Bari-Palermo: l'analisi. Non si salva nessuno - I AM CALCIO ITALIA

Bari-Palermo: l'analisi. Non si salva nessuno

San Nicola
San Nicola
BariSerie B

Di fronte a circa 22.000 spettatori, in una serata gelida, Bari e Palermo si sfidano al San Nicola. Il Bari è reduce dalla brutta sconfitta di Chiavari per 3-1 e cerca l’immediato riscatto, mentre il Palermo viene da uno 0-0 casalingo contro la sorpresa Venezia. Chi vince, raggiunge la vetta solitaria della classifica.

Nel primo tempo, Trajkovski colpisce la parte alta della traversa della porta difesa dall’esordiente De Lucia (Micai squalificato dopo il cartellino rosso rimediato a Chiavari), il Palermo gioca a tutto campo ma ogni tentativo d’incursione è annullato dalla difesa biancorossa fino a quando Gyomber s’infortuna, complice anche un terreno di gioco in condizioni pessime, lasciando spazio a Capradossi.

Nella ripresa, il Bari sembra poter dire la sua, il gioco dei biancorossi sembra essere migliorato, ma al quarto d’ora Rispoli scappa via a Marrone e batte con un tunnel De Lucia, rivedibile nell’occasione, gelando ulteriormente il San Nicola. Passano cinque minuti ed è La Gumina, subentrato ad Embalo, a provare l’incursione in area, il suo tentativo è respinto, ma il macedone Trajkovski ribadisce in rete e il Palermo raddoppia. Il Bari subisce un chiaro calo psicologico, Grosso prova ad inserire Floro Flores per Galano e poi Sabelli per Brienza, ma sono ancora i rosanero ad andare in goal con Coronado che da casa sua piazza in rete un pallone tanto straordinario quanto non imprendibile per un De Lucia insufficiente, probabilmente emozionato per l’esordio davanti al suo pubblico in un match di cartello come questo.

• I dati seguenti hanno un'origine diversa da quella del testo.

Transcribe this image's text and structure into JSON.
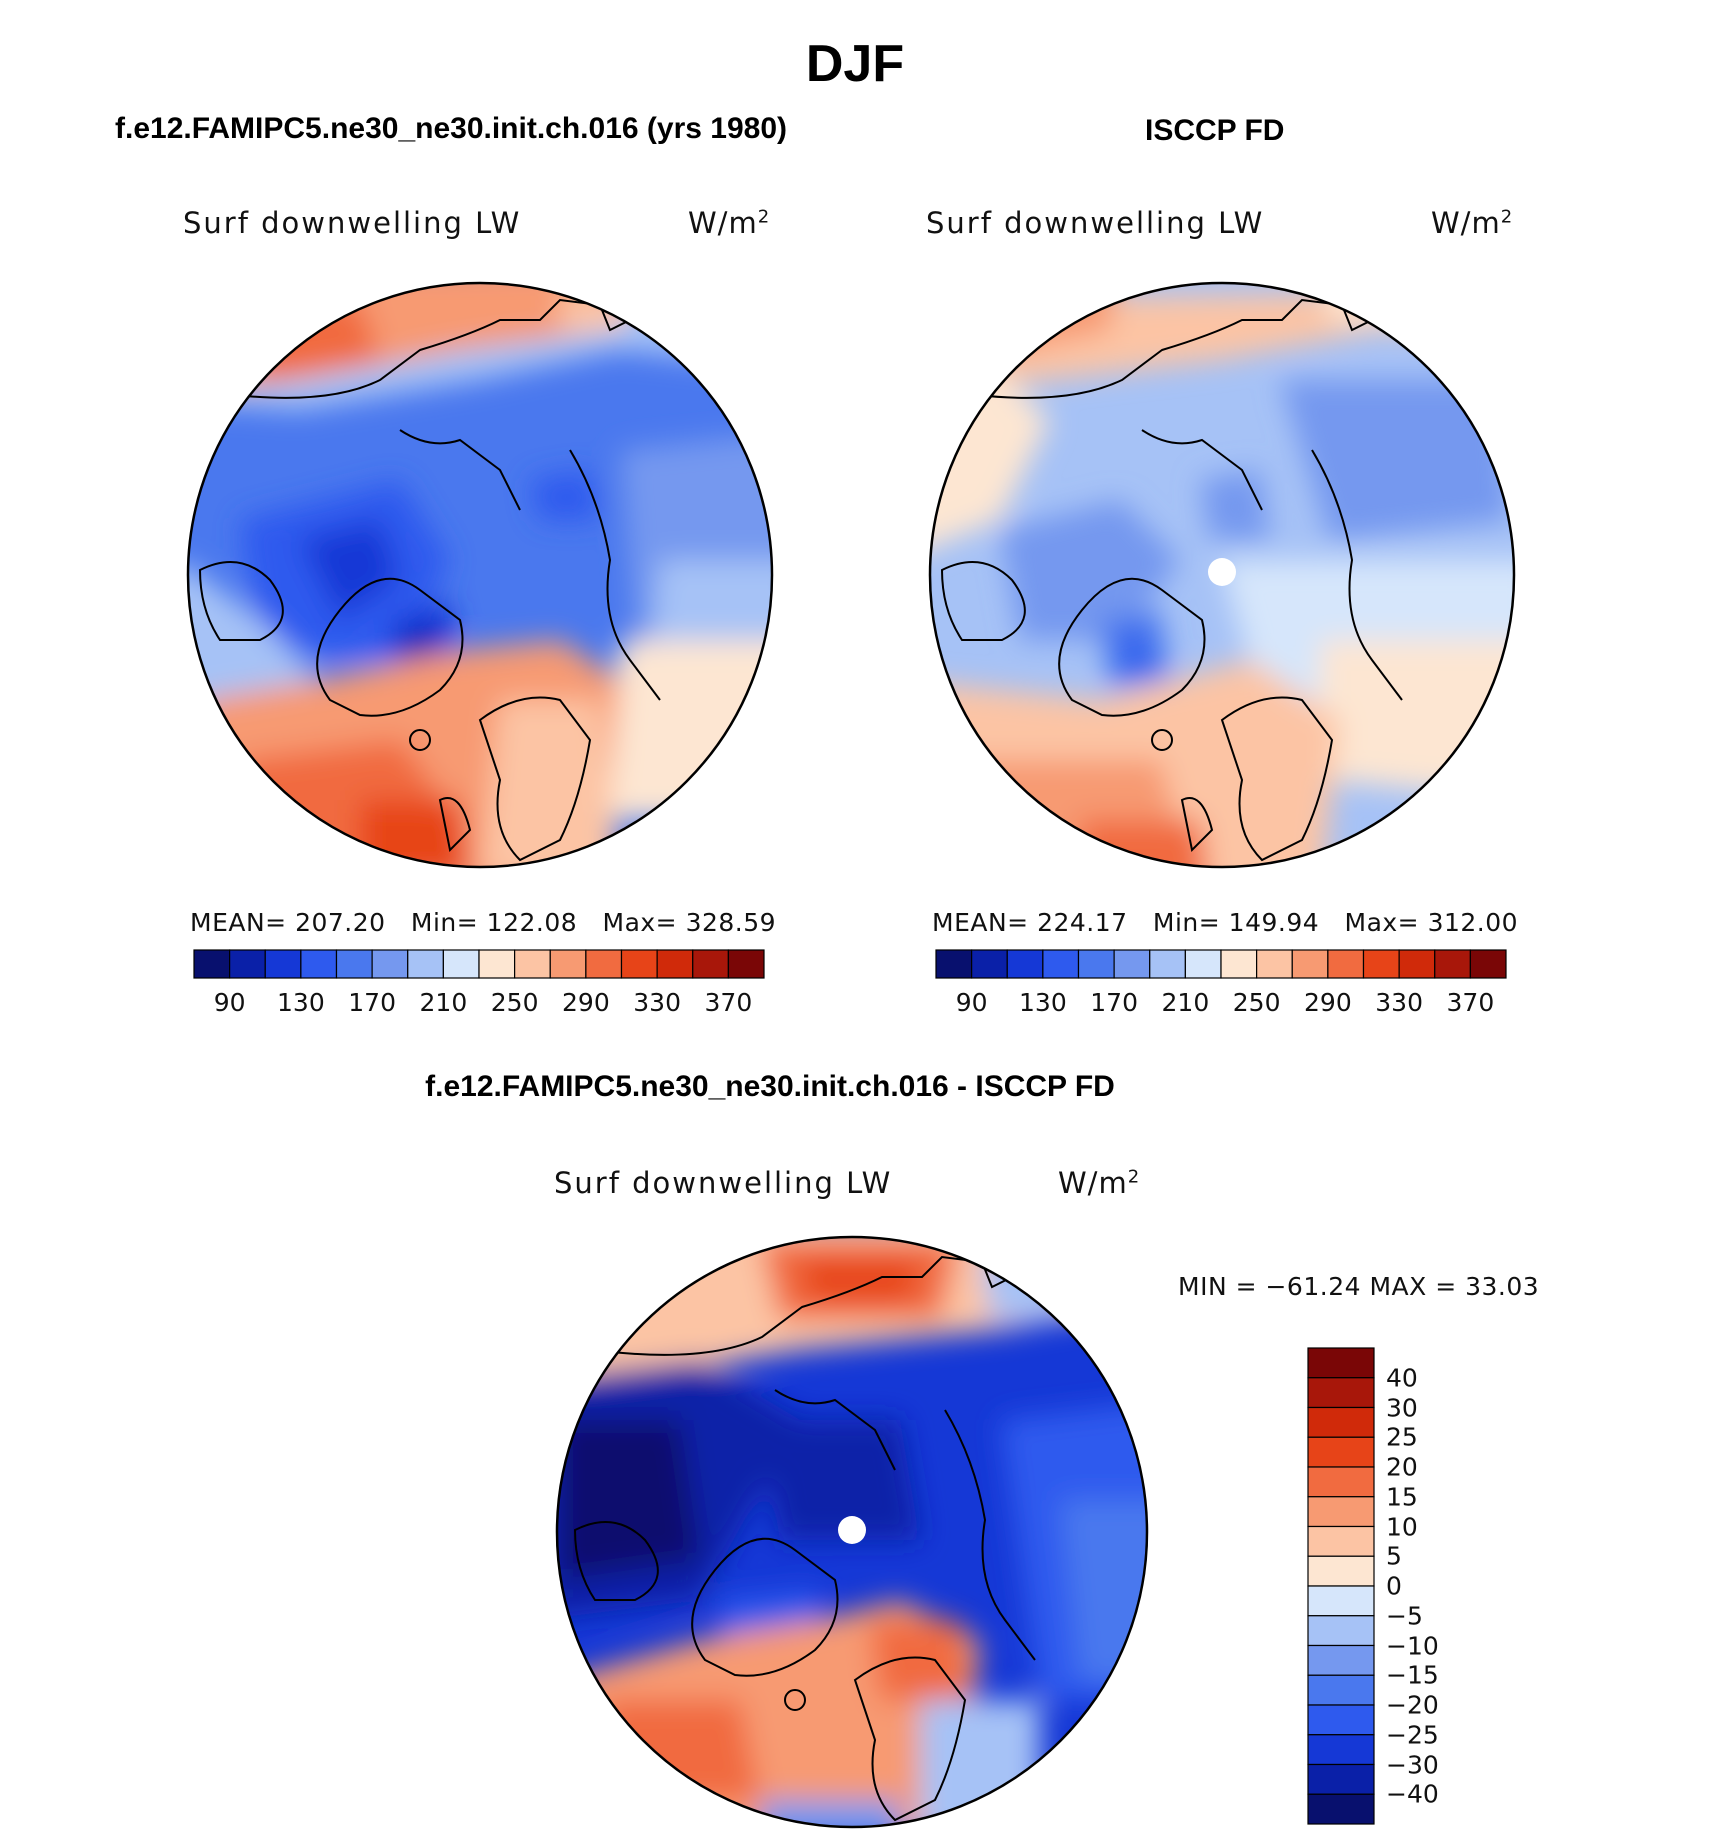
{
  "season": "DJF",
  "panels": [
    {
      "id": "model",
      "title": "f.e12.FAMIPC5.ne30_ne30.init.ch.016 (yrs 1980)",
      "variable": "Surf downwelling LW",
      "units_base": "W/m",
      "units_exp": "2",
      "stats": {
        "mean_label": "MEAN=",
        "mean": "207.20",
        "min_label": "Min=",
        "min": "122.08",
        "max_label": "Max=",
        "max": "328.59"
      },
      "colorbar_labels": [
        "90",
        "130",
        "170",
        "210",
        "250",
        "290",
        "330",
        "370"
      ]
    },
    {
      "id": "obs",
      "title": "ISCCP FD",
      "variable": "Surf downwelling LW",
      "units_base": "W/m",
      "units_exp": "2",
      "stats": {
        "mean_label": "MEAN=",
        "mean": "224.17",
        "min_label": "Min=",
        "min": "149.94",
        "max_label": "Max=",
        "max": "312.00"
      },
      "colorbar_labels": [
        "90",
        "130",
        "170",
        "210",
        "250",
        "290",
        "330",
        "370"
      ]
    }
  ],
  "difference": {
    "title": "f.e12.FAMIPC5.ne30_ne30.init.ch.016 - ISCCP FD",
    "variable": "Surf downwelling LW",
    "units_base": "W/m",
    "units_exp": "2",
    "minmax": "MIN = −61.24 MAX =   33.03",
    "colorbar_labels": [
      "40",
      "30",
      "25",
      "20",
      "15",
      "10",
      "5",
      "0",
      "−5",
      "−10",
      "−15",
      "−20",
      "−25",
      "−30",
      "−40"
    ]
  },
  "colors": {
    "abs_scale": [
      "#08106e",
      "#0a20a8",
      "#1538d6",
      "#2e5aee",
      "#4a78ee",
      "#7598ef",
      "#a6c2f6",
      "#d6e6fb",
      "#fde6d2",
      "#fcc4a4",
      "#f79a72",
      "#f16b40",
      "#e74418",
      "#d02a0a",
      "#a8170a",
      "#7a0606"
    ],
    "diff_scale": [
      "#7a0606",
      "#a8170a",
      "#d02a0a",
      "#e74418",
      "#f16b40",
      "#f79a72",
      "#fcc4a4",
      "#fde6d2",
      "#d6e6fb",
      "#a6c2f6",
      "#7598ef",
      "#4a78ee",
      "#2e5aee",
      "#1538d6",
      "#0a20a8",
      "#08106e"
    ]
  }
}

Male il ventiduenne estremo difensore, così come il terzetto difensivo composto da Cassani, Capradossi e Marrone, pessima prova per Tello e Basha, Improta ancora decisamente stanco, attaccanti quasi nulli. Brienza ci prova, Posavec gli chiude bene lo specchio, poi poco altro anche per lui, schierato dall’inizio (sicuramente rende meglio a partita in corso, sfruttando la stanchezza degli avversari). Il Palermo ha meritato di vincere, non c’è dubbio, ma ad inizio dicembre la squadra è quarta in classifica, a -3 dalla vetta e a -1 dal secondo posto. Non ci si può assolutamente lamentare del percorso fatto dal gruppo di mister Grosso, la cui unica pecca è il pessimo rendimento esterno, sperando di invertire il trend già dalla trasferta del Curi di Perugia di sabato prossimo.